With no fiancée or father, Hiroko travels to India to build a connection with a never met link of Konrad’s – his half-sister, Elizabeth Burton, and her small family. It is here that she is introduced to Sajjad, who works for the Burtons, and her life changes as she opens up in ways that she had not expected. We travel with Hiroko through India, to Pakistan following partition as she builds a life for herself, her husband and eventually their son. It is not only her personal strength, but her gift of language that helps her through.
Over the course of the novel, we watch as Hiroko continues to approach her life with the convictions that she first learned in Japan, we also follow Elizabeth as she moves to New York and becomes the woman she was always meant to be. And we learn even more about these women as we watch their children, and grandchild, make choices that alter their lives forever. Through these characters we are given a front row seat to the events often read about in newspapers and seen on news brief, taking us all the way to Afghanistan and New York, and a world after 9/11.

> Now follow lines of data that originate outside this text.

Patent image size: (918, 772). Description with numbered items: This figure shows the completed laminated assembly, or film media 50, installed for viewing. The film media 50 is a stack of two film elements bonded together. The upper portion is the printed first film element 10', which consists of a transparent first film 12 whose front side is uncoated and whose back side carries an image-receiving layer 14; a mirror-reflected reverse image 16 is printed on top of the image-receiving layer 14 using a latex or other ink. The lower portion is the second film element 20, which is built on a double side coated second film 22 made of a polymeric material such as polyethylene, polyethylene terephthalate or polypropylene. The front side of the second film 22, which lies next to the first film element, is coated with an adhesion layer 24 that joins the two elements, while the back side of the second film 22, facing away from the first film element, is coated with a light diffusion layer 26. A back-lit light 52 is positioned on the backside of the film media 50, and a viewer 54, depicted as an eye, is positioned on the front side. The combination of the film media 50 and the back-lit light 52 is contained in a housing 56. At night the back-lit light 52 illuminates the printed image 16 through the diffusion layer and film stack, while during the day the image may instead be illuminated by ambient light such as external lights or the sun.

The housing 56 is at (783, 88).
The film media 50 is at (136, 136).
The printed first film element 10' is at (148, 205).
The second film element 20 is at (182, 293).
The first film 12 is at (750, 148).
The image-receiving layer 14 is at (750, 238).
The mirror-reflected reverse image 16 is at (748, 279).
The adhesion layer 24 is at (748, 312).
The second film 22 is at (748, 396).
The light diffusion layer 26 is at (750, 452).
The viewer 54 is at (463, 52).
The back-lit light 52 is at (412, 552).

As I first read the synopsis of this book, I have to admit I raised my eyebrow – could a writer really take me from the bomb dropping on Nagasaki, to India, to Pakistan all the way to a post-9/11 New York without losing me. It seemed so far reaching, maybe even a little over-ambitious. Sure, there is always a suspension of disbelief when reading fiction, but when a story uses historical events that we know (or think we know) so well, it can sometimes be hard to get past what we think would happen, and the possibilities that book characters can be so heavily involved in so many historical touchstone (I think of Heyday by Kurt Anderson) can also make it difficult to swallow if not done well.
But Kamila Shamsie does it. She develops and weaves these characters in such a way, that I feel for each of them, understand and sympathize with their personal stories. Even as they contradict each other, I can see each one’s side (whether or not I agree is a different story).
Following up on my recent post Where in the World Wednesday, through Shamsie’s prose I was there in Nagasaki looking at the notebook birds, in Delhi when Hiroko reveals her burns to Sajjad, even gazing out over an Afghan training camp. The book also gave me different perspectives on historical events without lecturing me, just showing me how they affected those who lived this history from the most basic levels of their everyday lives.
The book may not include the easiest of subjects, but Shamsie’s flowing and engaging writing makes it easier to get through to find the heart of the book (at least it did for me). It also raises important questions about war, its consequences and what motivates people to do what they do.
This book was an Orange Prize Finalist.